Releases: bioinform/somaticseq
Releases · bioinform/somaticseq
maintenance release
- Restructured the utilities scripts.
- Added the utilities/filter_SomaticSeq_VCF.py script that "demotes" PASS calls to LowQual calls based on a set of tunable hard filters.
- BamSurgeon scripts invokes modified BamSurgeon script that splits a (proper) BAM file without the need to sort by read name.
- No change to SomaticSeq algorithm
maintenance release
- Added run script generators for dockerized BAMSurgeon pipelines at utilities/dockered_pipelines/bamSurgeon
- Added an error message to r_scripts/ada_model_builder_ntChange.R when TrueVariants_or_False don't have both 0's and 1's.

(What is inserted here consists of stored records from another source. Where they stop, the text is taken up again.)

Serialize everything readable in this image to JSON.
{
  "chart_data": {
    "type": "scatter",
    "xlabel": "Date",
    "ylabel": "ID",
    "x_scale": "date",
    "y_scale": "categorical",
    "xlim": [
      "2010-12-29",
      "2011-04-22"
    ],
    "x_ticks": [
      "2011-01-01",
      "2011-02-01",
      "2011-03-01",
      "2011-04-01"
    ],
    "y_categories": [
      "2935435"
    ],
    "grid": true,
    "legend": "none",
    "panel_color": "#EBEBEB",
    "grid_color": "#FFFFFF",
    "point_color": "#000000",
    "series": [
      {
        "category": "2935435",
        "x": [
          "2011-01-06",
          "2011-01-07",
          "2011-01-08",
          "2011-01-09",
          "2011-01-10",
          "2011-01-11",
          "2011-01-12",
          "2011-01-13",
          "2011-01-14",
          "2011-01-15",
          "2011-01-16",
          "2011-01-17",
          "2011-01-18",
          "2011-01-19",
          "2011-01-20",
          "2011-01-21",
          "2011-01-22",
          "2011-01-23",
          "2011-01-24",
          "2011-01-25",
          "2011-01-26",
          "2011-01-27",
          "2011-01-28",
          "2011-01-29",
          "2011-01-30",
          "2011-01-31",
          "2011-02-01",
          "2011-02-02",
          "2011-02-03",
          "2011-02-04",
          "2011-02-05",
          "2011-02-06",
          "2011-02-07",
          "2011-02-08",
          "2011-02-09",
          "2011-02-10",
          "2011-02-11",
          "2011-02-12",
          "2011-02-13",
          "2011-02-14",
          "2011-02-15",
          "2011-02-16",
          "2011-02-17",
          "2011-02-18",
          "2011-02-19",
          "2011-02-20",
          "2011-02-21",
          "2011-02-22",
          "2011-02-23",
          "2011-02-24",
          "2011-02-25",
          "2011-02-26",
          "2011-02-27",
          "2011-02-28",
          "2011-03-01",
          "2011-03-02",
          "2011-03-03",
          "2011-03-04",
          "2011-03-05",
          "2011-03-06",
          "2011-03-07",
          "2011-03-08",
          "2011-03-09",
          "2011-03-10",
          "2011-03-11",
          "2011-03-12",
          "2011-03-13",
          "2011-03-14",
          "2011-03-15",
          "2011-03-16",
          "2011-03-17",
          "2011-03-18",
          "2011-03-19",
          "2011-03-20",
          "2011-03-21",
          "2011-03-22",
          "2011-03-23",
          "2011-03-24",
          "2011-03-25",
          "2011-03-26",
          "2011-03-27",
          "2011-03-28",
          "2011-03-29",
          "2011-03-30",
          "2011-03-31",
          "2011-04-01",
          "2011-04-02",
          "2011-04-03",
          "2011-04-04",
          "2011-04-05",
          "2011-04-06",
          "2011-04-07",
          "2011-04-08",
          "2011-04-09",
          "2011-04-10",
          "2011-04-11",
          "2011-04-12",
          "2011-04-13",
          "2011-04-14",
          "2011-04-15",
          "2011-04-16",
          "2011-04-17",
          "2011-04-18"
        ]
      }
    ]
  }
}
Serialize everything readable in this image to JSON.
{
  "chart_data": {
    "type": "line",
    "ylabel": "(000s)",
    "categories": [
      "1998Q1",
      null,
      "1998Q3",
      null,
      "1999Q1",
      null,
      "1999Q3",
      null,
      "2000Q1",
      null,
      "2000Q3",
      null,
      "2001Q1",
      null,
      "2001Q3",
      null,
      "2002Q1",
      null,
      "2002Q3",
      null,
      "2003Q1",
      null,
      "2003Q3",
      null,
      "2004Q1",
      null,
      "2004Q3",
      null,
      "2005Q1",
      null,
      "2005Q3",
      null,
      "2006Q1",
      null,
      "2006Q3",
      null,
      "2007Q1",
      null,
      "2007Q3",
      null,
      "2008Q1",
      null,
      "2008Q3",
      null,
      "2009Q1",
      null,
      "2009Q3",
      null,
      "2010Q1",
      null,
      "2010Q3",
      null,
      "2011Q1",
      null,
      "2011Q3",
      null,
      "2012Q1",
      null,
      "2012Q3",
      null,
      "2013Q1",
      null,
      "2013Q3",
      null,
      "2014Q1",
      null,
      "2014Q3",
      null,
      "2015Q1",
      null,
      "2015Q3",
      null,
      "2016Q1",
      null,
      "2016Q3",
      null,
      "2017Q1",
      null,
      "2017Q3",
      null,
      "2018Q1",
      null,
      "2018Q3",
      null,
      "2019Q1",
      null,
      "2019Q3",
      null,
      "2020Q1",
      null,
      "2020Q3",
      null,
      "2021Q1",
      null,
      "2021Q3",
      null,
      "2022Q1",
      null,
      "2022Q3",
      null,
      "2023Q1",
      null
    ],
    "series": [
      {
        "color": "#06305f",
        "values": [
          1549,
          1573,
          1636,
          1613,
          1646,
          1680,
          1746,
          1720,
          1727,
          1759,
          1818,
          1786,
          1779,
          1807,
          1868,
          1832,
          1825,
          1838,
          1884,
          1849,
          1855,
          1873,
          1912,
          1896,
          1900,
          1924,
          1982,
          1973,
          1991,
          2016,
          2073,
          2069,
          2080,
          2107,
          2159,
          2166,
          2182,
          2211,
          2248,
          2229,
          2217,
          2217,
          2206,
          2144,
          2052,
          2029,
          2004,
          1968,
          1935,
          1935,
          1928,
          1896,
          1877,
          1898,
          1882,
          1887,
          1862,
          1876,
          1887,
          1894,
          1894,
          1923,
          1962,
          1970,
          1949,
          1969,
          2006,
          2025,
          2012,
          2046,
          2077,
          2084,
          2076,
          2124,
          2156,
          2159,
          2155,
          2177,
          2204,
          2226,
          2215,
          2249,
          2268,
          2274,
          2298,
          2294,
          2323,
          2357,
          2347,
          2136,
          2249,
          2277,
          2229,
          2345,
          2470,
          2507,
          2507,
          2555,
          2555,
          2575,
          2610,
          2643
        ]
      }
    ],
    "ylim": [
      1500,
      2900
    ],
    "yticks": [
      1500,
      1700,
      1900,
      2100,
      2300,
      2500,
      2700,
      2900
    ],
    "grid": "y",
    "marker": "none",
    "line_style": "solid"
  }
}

- No change to SomaticSeq algorithm.
Improved run scripts
- Improved pipeline script generator, but still consider them experimental.
- No change to SomaticSeq algorithm
v2.3.0
Two changes
- Will cat all the VCF files and use vcfsort.pl to sort if GATK.jar is not provided to do GATK CombineVariants.
- Added a dockerfile.
scalpel and strelka2
- Consider if_Scalpel = 1 only if there is a SOMATIC tag in the INFO.
- Resolved a bug in the wrapper script where Strelka2 and Scalpel VCF files clash during GATK CombineVariants.
Added Strelka2 support
- Incorporated Strelka2 since it's now GPLv3.
- Added another R script (ada_model_builder_ntChange.R) that uses nucleotide substitution pattern as a feature. Limited experiences have shown us that it improves the accuracy, but it's not heavily tested yet.
- If a COSMIC site is labeled SNP in the COSMIC VCF file, if_cosmic and CNT will be labeled as 0. The COSMIC ID will still appear in the ID column. This will not change any results because both of those features are turned off in the training R script.
- Fixed a bug: if JointSNVMix2 is not included, the values should be "NaN" instead of 0's. This is to keep consistency with how we handle all other callers.
Minor improvement and bug fixes
- Got around an occasional unexplained issue in then ada package were the SOR is sometimes categorized as type, by forcing it to be numeric.
- Changed defaults PASS score (i.e., probability value) from 0.7 to 0.5, and make them configurable in the SomaticSeq.Wrapper.sh script (i.e., --pass-threshold 0.5 and --lowqual-threshold 0.1).
Minor improvement and bug fixes
- InDel_3bp now stands for indel counts within 3 bps of the variant site, instead of exactly 3 bps from the variant site as it was previously (likewise for InDel_2bp).
- Collapse MQ0 (mapping quality of 0) reads supporting reference/variant reads into a single metric of MQ0 reads (i.e., tBAM_MQ0 and nBAM_MQ0). From experience, the number of MQ0 reads is at least equally predictive of false positive calls, rather than distinguishing if those MQ0 reads support reference or variant.
- Obtain SOR (Somatic Odds Ratio) from BAM files instead of VarDict's VCF file.
- Fixed a typo in the SomaticSeq.Wrapper.sh script that did not handle inclusion region correctly.
Incorporated MuTect2
- Incorporated MuTect2 into SomaticSeq, along with some metrics from MuTect2's output VCF files.
- In the SomaticSeq.Wrapper.sh script, you may use either the original MuTect (--mutect)/ Indelocator (--indelocator) or the new MuTect2 (--mutect2) VCF files. However, if you include both, MuTect2 will take precedence.